December 23, 2014

By NOREEN HYSLOP Managing Editor Katie Reiker, a senior at Dexter High School, knows well the mission work of Project HOPE. Along with a host of other teens and adults from the area, she witnessed first hand their work in the poverty stricken are of Managua, Nicaragua while on a mission trip there in the summer of 2014. ...

NOREEN HYSLOP photo
Some of the students of ECSE teacher Tania Reiker, at Southwest Elementary, are shown with their teacher and her daughter, (seated on the floor) Katie Reiker. After hearing of the younger Reiker's efforts with Project HOPE working in Nicaragua, the children and their parents were inspired to donate shoes for needy children there.
NOREEN HYSLOP photo Some of the students of ECSE teacher Tania Reiker, at Southwest Elementary, are shown with their teacher and her daughter, (seated on the floor) Katie Reiker. After hearing of the younger Reiker's efforts with Project HOPE working in Nicaragua, the children and their parents were inspired to donate shoes for needy children there.

By NOREEN HYSLOP

Managing Editor

Katie Reiker, a senior at Dexter High School, knows well the mission work of Project HOPE. Along with a host of other teens and adults from the area, she witnessed first hand their work in the poverty stricken are of Managua, Nicaragua while on a mission trip there in the summer of 2014. This holiday season, she played a role in helping some of the children she met while on that trip by involving some local children and at the same time teaching them a valuable lesson in giving -- especially important during this holiday season.

Katie's mother is Tania Reiker, a veteran teacher of the Early Childhood Special Education classroom at Southwest Elementary School in Dexter. Her students have special needs themselves, but not the physical needs that were witnessed by Katie while in Managua.

"There are children who do not even have shoes to wear, and they must have shoes and a uniform in order to attend school.

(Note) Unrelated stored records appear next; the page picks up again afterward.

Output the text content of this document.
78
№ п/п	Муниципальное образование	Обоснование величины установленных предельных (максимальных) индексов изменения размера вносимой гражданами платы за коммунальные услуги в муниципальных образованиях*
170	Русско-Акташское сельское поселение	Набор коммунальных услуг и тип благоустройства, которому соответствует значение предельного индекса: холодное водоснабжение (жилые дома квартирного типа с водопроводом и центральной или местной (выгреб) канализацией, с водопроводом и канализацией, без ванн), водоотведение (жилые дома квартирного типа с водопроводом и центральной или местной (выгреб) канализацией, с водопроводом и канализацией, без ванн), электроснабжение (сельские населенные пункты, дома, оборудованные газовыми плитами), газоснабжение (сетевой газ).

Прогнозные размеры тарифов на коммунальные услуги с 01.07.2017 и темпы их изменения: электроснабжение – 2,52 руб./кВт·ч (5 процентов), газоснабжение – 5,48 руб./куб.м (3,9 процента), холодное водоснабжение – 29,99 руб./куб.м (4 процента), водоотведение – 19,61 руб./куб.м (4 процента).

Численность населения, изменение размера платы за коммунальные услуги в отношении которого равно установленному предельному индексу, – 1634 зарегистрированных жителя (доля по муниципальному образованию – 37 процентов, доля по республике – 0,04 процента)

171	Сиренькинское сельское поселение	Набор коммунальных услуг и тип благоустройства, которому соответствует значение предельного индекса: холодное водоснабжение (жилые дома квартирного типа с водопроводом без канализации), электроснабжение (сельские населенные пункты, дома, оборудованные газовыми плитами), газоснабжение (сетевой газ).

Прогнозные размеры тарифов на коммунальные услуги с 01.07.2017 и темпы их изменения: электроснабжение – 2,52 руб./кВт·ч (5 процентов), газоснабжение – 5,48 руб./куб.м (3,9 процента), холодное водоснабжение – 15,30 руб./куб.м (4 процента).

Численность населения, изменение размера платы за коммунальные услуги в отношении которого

So, those children are really looked down upon for through no fault of their own," Katie explains. "It's a big deal for the children in Managua to have a pair of shoes."

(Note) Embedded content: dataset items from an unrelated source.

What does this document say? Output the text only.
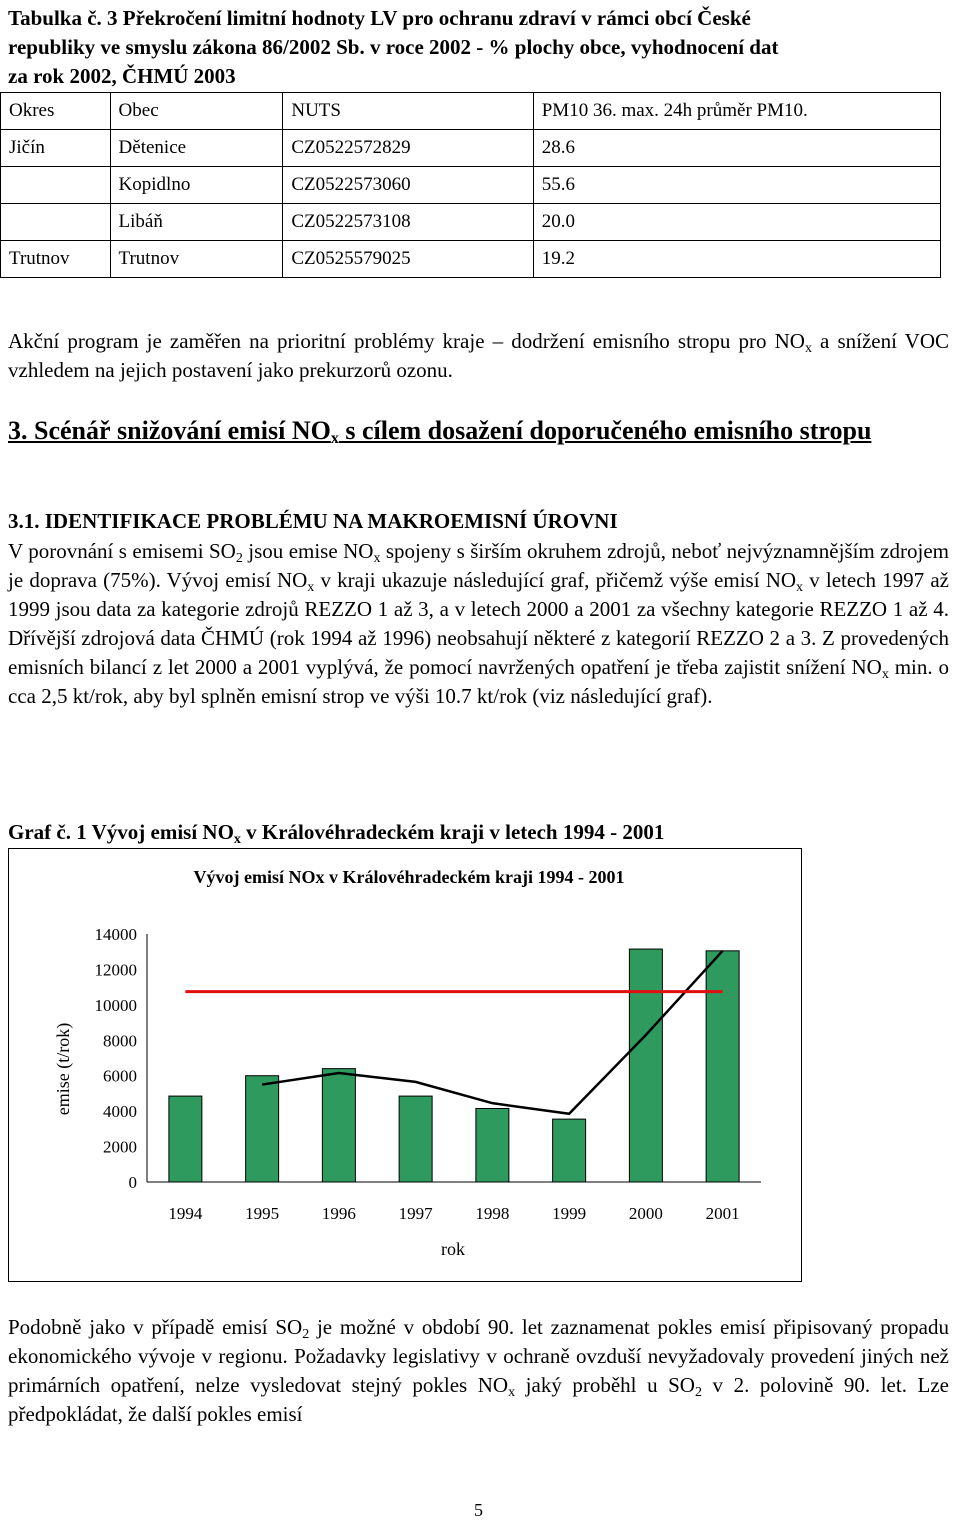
Tabulka č. 3 Překročení limitní hodnoty LV pro ochranu zdraví v rámci obcí České
republiky ve smyslu zákona 86/2002 Sb. v roce 2002 - % plochy obce, vyhodnocení dat
za rok 2002, ČHMÚ 2003
Okres	Obec	NUTS	PM10 36. max. 24h průměr PM10.
Jičín	Dětenice	CZ0522572829	28.6
	Kopidlno	CZ0522573060	55.6
	Libáň	CZ0522573108	20.0
Trutnov	Trutnov	CZ0525579025	19.2
Akční program je zaměřen na prioritní problémy kraje – dodržení emisního stropu pro $NO_x$ a snížení VOC vzhledem na jejich postavení jako prekurzorů ozonu.
3. Scénář snižování emisí $NO_x$ s cílem dosažení doporučeného emisního stropu
3.1. IDENTIFIKACE PROBLÉMU NA MAKROEMISNÍ ÚROVNI
V porovnání s emisemi $SO_2$ jsou emise $NO_x$ spojeny s širším okruhem zdrojů, neboť nejvýznamnějším zdrojem je doprava (75%). Vývoj emisí $NO_x$ v kraji ukazuje následující graf, přičemž výše emisí $NO_x$ v letech 1997 až 1999 jsou data za kategorie zdrojů REZZO 1 až 3, a v letech 2000 a 2001 za všechny kategorie REZZO 1 až 4. Dřívější zdrojová data ČHMÚ (rok 1994 až 1996) neobsahují některé z kategorií REZZO 2 a 3. Z provedených emisních bilancí z let 2000 a 2001 vyplývá, že pomocí navržených opatření je třeba zajistit snížení $NO_x$ min. o cca 2,5 kt/rok, aby byl splněn emisní strop ve výši 10.7 kt/rok (viz následující graf).
Graf č. 1 Vývoj emisí $NO_x$ v Královéhradeckém kraji v letech 1994 - 2001
Vývoj emisí NOx v Královéhradeckém kraji 1994 - 2001
emise (t/rok)
rok
0
2000
4000
6000
8000
10000
12000
14000
1994	1995	1996	1997	1998	1999	2000	2001
Podobně jako v případě emisí $SO_2$ je možné v období 90. let zaznamenat pokles emisí připisovaný propadu ekonomického vývoje v regionu. Požadavky legislativy v ochraně ovzduší nevyžadovaly provedení jiných než primárních opatření, nelze vysledovat stejný pokles $NO_x$ jaký proběhl u $SO_2$ v 2. polovině 90. let. Lze předpokládat, že další pokles emisí
5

Katie has some spare time in her high school schedule this year, and she spends much of that time assisting in her mother's classroom. She shares the gift with her mother of being a "natural" when working with young children, often reading stories to them, always with one or two on her lap, and playing interactive games.

In the late fall, Katie shared photographs from her mission trip with her mother's students. When one of the students noticed that some of the children in the photos had no shoes, he asked why that was, and Katie explained that the children she worked with in Nicaragua didn't have all the things they needed like most children they knew. Shoes, for some children, are considered a luxury item.

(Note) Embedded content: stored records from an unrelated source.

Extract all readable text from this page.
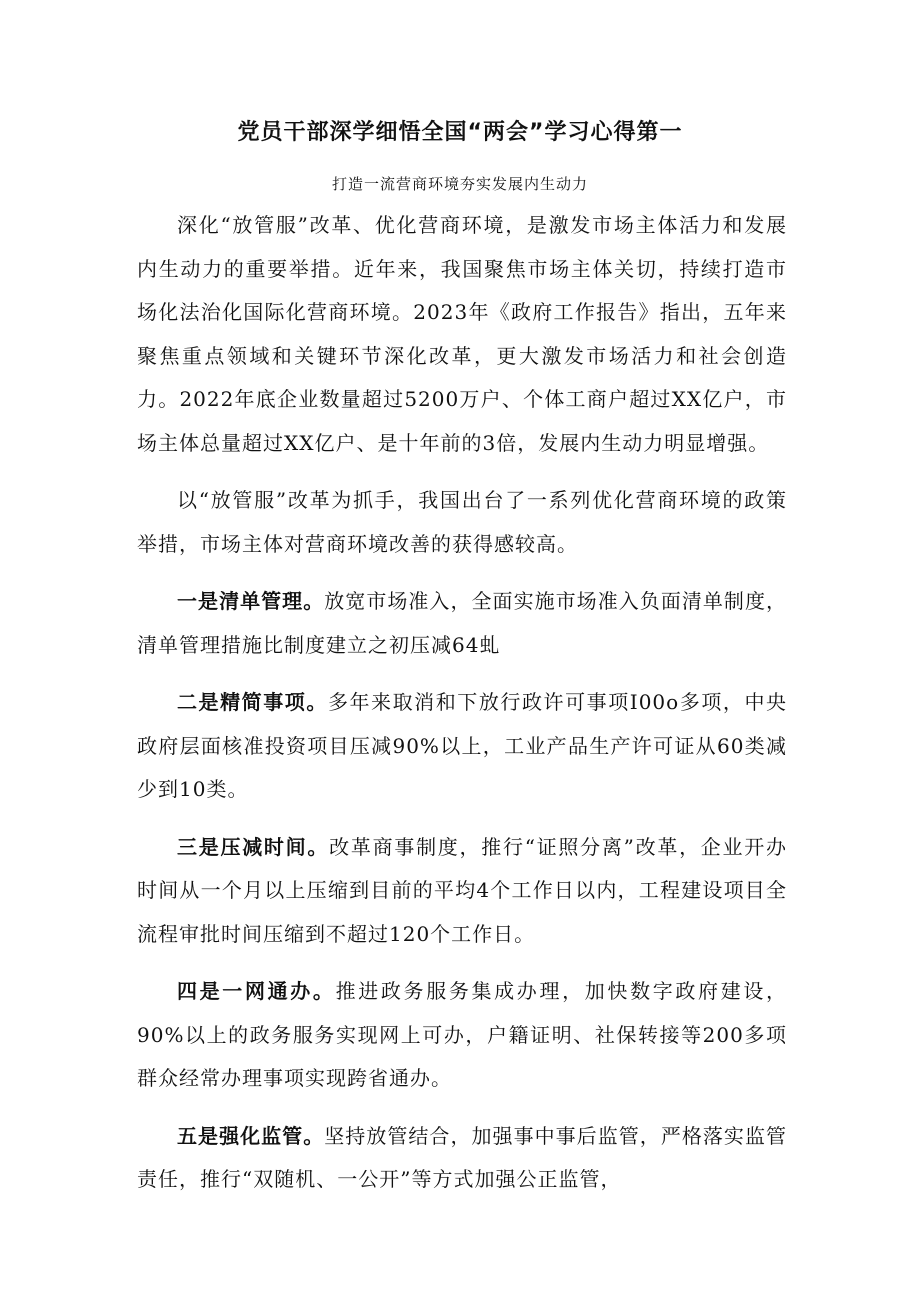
党员干部深学细悟全国“两会”学习心得第一

打造一流营商环境夯实发展内生动力

深化“放管服”改革、优化营商环境，是激发市场主体活力和发展内生动力的重要举措。近年来，我国聚焦市场主体关切，持续打造市场化法治化国际化营商环境。2023年《政府工作报告》指出，五年来聚焦重点领域和关键环节深化改革，更大激发市场活力和社会创造力。2022年底企业数量超过5200万户、个体工商户超过XX亿户，市场主体总量超过XX亿户、是十年前的3倍，发展内生动力明显增强。

以“放管服”改革为抓手，我国出台了一系列优化营商环境的政策举措，市场主体对营商环境改善的获得感较高。

一是清单管理。放宽市场准入，全面实施市场准入负面清单制度，清单管理措施比制度建立之初压减64虬

二是精简事项。多年来取消和下放行政许可事项I00o多项，中央政府层面核准投资项目压减90%以上，工业产品生产许可证从60类减少到10类。

三是压减时间。改革商事制度，推行“证照分离”改革，企业开办时间从一个月以上压缩到目前的平均4个工作日以内，工程建设项目全流程审批时间压缩到不超过120个工作日。

四是一网通办。推进政务服务集成办理，加快数字政府建设，90%以上的政务服务实现网上可办，户籍证明、社保转接等200多项群众经常办理事项实现跨省通办。

五是强化监管。坚持放管结合，加强事中事后监管，严格落实监管责任，推行“双随机、一公开”等方式加强公正监管，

The interest further sparked Katie to provide them with an opportunity to help the children they will only ever know in photographs. She began a shoe drive in the classroom of her mother's, sending notes home explaining the plight of Project HOPE and asking for anyone who wished to help to donate a pair of shoes.

"We read the story, 'The Shoemaker and the Elves' to the students before we introduced the idea," the veteran teacher explains. "So, there was a little bit of a magical sense to the project, too."

Longtime Dexter resident, Pam Jolliff, has headed up the local efforts toward assisting children and building projects in Nicaragua for many years. She keeps an ongoing supply of donated shoes and ships them each year to the villages in need. Katie explained to the children in her mother's classroom that the shoes they donated would eventually be on the feet of children who needed them.

"They could really relate to the situation, having seen the pictures and having heard the stories from Katie," Tania Reiker explains. "It really meant something for them to come to school with a pair of shoes in their backpack or in a box, knowing that they were going to help a child far from Dexter.

At the end of the project, 14 pairs of new or slightly worn shoes were added to Jolliff's collection, to be shipped to those in need.

"It's been a good lesson," Tania notes, "and one that will make life better for several children in need."

Project HOPE was established in 1966. In 2006, HOPE began The Village Health Banks program in Managua. The program provided health education and micro-lending training to women while also educating families on domestic violence and women's rights. The program reached over 7,000 children and 1,800 women with education and also improved women's access to legal resources and referrals for counseling and other related services.

More recently, Project HOPE launched a program in collaboration with Ministry of Health of Nicaragua to vaccinate senior citizens and people with chronic diseases against pneumococcal disease. Over one million doses of vaccines have been provided by a Project HOPE partner to vaccinate Nicaraguans.

HOPE has also assisted the people of Nicaragua with humanitarian relief efforts. Since 2007, HOPE medical volunteers from the around the United States have participated in the U.S. Navy's Continuing Promise humanitarian mission, joining their military counterparts to provide medical care and health education to the people of Nicaragua.